Developer: Nerial
Publisher: Devolver Digital
Platform(s): PC, iOS, Android
Review code provided
Some things sound like they just make sense on paper. Bread and butter. A Lord of the Rings extended cut marathon and a free weekend. Game of Thrones and the monarch simulator Reigns. While the former two work out in reality, the latter sadly does not, at least not in the way that allows for much in the way of wish fulfilment or anything approaching consistent fun.
Reigns: Game of Thrones is a crossover between Devolver and Nerial’s Reigns series and the HBO adaptation of GRR Martin’s series of never-to-be-completed novels. It sounds like a perfect marriage at first, the Tinder-like simplicity of Reigns matched with the throne-hopping of the biggest show in the world.
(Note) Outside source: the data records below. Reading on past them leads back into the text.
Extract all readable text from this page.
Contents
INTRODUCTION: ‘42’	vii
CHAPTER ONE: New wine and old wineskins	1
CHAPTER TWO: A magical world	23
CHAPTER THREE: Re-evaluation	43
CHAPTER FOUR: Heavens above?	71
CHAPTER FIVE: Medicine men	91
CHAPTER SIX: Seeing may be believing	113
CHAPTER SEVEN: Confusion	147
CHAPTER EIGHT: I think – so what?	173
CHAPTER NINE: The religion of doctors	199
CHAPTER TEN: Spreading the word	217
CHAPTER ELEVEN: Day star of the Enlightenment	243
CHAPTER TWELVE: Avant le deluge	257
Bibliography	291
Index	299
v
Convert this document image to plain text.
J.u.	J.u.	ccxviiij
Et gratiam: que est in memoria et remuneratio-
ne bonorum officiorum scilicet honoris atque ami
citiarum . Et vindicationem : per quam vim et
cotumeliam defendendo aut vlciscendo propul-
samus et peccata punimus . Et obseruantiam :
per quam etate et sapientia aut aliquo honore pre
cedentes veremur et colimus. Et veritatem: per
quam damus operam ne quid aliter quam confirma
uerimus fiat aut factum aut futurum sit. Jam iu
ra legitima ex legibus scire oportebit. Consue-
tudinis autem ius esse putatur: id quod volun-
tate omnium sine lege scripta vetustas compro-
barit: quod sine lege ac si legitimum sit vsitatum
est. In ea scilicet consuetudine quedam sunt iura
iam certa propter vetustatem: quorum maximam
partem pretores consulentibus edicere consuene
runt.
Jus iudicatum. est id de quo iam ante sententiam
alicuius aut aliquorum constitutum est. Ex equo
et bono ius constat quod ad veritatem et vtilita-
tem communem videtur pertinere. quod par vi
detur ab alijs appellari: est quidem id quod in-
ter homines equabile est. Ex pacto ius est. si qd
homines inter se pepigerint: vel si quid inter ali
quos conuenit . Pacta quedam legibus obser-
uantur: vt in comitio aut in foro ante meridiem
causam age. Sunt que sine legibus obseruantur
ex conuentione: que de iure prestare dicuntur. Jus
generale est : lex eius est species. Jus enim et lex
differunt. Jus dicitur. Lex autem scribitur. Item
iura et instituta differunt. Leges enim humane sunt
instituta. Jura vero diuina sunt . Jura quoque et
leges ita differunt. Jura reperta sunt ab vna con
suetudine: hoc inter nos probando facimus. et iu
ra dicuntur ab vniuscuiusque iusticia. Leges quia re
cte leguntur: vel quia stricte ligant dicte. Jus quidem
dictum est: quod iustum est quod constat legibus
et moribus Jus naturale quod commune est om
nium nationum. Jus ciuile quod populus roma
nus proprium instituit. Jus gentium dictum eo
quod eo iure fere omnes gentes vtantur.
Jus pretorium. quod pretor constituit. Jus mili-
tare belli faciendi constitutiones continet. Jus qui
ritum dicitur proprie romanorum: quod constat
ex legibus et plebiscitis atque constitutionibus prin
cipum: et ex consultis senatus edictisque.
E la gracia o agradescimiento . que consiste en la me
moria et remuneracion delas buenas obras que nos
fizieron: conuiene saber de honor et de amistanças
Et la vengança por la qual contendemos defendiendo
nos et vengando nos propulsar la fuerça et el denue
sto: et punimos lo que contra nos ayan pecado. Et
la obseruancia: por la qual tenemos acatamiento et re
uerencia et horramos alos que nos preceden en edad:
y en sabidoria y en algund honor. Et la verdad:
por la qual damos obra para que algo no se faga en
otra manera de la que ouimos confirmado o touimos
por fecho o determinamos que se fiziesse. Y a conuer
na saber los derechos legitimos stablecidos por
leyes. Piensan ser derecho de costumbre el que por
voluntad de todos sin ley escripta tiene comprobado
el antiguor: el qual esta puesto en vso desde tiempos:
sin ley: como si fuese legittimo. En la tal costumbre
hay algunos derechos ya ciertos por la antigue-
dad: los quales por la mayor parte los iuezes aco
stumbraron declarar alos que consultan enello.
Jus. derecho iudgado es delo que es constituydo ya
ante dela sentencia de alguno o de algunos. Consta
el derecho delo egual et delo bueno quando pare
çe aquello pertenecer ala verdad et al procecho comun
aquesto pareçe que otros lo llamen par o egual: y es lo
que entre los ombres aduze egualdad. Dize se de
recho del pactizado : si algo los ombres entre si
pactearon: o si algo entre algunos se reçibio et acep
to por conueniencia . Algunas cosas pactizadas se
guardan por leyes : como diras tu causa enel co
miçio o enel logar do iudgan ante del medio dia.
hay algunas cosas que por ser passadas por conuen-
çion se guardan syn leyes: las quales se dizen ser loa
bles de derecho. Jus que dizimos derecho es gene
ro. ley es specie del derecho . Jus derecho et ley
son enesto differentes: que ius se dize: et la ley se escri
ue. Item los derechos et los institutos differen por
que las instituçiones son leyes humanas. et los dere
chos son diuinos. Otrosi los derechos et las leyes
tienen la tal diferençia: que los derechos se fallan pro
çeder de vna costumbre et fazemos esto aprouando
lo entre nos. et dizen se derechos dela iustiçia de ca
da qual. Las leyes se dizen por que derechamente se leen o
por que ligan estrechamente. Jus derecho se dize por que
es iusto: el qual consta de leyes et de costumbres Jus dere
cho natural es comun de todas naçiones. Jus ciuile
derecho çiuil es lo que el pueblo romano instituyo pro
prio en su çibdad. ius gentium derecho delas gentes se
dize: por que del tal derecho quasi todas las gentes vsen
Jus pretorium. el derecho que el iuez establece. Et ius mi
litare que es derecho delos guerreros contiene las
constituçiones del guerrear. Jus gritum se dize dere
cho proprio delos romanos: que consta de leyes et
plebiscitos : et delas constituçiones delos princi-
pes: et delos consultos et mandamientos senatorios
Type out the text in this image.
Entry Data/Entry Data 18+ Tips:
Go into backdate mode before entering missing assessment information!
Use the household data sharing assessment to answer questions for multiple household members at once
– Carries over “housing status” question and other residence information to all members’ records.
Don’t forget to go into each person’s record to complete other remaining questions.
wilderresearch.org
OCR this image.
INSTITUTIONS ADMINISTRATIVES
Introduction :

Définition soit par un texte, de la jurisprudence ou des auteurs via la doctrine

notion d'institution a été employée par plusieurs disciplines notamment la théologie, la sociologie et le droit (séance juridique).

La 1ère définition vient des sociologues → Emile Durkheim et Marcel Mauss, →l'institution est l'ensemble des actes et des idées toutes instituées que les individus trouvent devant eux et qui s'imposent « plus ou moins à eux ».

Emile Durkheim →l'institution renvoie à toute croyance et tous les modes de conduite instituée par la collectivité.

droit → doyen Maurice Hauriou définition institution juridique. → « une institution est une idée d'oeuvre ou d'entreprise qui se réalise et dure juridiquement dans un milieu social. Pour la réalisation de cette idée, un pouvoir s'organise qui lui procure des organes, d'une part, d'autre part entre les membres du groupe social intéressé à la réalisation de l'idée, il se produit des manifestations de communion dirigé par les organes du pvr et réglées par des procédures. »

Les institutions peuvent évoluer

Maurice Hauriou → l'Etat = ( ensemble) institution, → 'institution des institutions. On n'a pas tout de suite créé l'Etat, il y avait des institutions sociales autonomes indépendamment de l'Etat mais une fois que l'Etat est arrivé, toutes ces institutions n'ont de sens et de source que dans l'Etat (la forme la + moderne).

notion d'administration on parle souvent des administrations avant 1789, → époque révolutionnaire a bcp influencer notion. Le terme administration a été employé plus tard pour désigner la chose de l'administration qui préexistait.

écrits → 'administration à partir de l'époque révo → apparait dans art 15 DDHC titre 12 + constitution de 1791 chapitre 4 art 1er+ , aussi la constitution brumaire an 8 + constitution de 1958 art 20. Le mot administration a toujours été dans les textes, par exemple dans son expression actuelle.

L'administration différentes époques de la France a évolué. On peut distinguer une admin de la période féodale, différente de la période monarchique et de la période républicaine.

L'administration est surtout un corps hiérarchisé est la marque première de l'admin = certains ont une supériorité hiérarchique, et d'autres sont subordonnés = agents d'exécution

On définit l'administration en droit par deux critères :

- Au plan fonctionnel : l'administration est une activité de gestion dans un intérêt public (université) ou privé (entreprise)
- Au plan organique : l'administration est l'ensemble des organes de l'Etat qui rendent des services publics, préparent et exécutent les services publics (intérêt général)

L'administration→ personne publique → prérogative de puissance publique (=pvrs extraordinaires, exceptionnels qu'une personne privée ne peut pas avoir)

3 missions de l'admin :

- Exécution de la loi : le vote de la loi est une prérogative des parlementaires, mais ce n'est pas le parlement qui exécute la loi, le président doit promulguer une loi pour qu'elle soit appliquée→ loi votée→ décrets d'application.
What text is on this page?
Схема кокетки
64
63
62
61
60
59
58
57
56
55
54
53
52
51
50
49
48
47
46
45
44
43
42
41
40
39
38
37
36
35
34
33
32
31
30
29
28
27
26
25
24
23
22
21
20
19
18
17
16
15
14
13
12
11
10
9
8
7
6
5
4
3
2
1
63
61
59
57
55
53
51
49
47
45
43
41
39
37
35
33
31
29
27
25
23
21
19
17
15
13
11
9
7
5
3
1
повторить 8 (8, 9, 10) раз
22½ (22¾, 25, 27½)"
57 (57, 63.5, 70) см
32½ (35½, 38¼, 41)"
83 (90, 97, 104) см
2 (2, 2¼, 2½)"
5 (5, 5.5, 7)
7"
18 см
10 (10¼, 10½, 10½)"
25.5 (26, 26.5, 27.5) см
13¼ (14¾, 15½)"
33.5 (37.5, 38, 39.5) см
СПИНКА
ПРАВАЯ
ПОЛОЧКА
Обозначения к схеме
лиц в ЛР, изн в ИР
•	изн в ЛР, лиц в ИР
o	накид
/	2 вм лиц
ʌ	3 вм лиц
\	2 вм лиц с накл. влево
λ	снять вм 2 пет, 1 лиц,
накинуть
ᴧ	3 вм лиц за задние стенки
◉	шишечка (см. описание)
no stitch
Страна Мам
Unfortunately, when you play Reigns: Game of Thrones, you die or you die.
The basic premise is that you control a wide cast of characters from the TV show, ranging from the beloved (Jon, Daenerys) to the hated (Cersei) and also Gendry. You must make decisions by swiping left or right (a simple hold of a mouse click on PC, the only input you will need) and then watching on to see it how impacts your army, wealth, religion, and citizen statuses. Reach too low or too high and you can more or less say goodbye to your time on the throne.
While this is balanced well in the main game, the same cannot be said for its Game of Thrones spin-off. Each action feels far weightier than it needs to be, doing something as simple as talking to someone sometimes sending your status bars in the wrong direction. It can be utterly innocuous and baffling: a decision to treat my wound tipping the religious sects over the edge and spelling my doom at one point.

This would be fine if it was easy to avoid making the same mistake, but your failures in Reigns: Game of Thrones often feel pre-determined, the early stretches sometimes setting off a nuclear reaction of hatred that returns you to the character select screen. The game doesn’t want you to play as you think the show’s characters would rule as it punishes you for being mostly virtuous like Jon or moderate like Daenerys. Instead, you have to soldier on and hope that the roll of the dice is kind to you this time, which it rarely is.
The ultimate end goal is surviving winter and the threat of the White Walkers, but the random rolls make it a rarity, even more so when your effectiveness at survival is determined by how well you’ve stockpiled, parleyed, and balanced your approval ratings beforehand. You may not even be given the opportunity to properly prepare whatsoever, such is the seemingly scatter-shot approach to its plot threads and how your ruler’s rule plays out. Learning how your choices impact your different approval ratings and remembering them for the next time is the way to make progress in Reigns: Game of Thrones, but it’s tiresome attrition like a choose-your-own-adventure book set entirely during the Red Wedding.
Having played a huge amount of the original game, Reigns: Game of Thrones also lacks a lot of its slapstick and generally silly humour. It fits the grim world well and will no doubt appeal to the show-loving sadists, but the caricature creations of Reigns and the weird Simlish-esque language they speak feel wasted as a result — why can’t I play as Tyrion and have a button I can use to slap someone at any given moment?
To Reigns: Game of Thrones’ credit, it does keep things relatively fresh beyond being a simple swiping simulator. You can assume control of your armies in battle, giving orders to your different battalions to make the most of them at critical points in battle, as well as allowing you to travel to and from Winterfell. There’s also a sequence in which you run through plenty of doors in a dungeon, though I was unable to figure out the end goal after countless attempts.
It also does a great job of providing variety and small details for different rulers. Jaime, for instance, can at one point take a lover but is constantly thinking of Cersei during. Later, when he captures his sister, she may or may not react depending on whether or not he decided to erect a statue in honour of their deceased children. A nice touch.
None of its brightest spots can distract from the fact that Reigns: Game of Thrones seems to focus too heavily on the nihilism of the show and creates something that feels restricted and oppressive, rather than every fan’s fantasy of the happy endings they would like to see for their favourite characters. Those happy endings do come, but when you’re going through the same conversations over and over again in the hopes of living just a couple more moons, it doesn’t seem worth it — you may as well just write fanfic.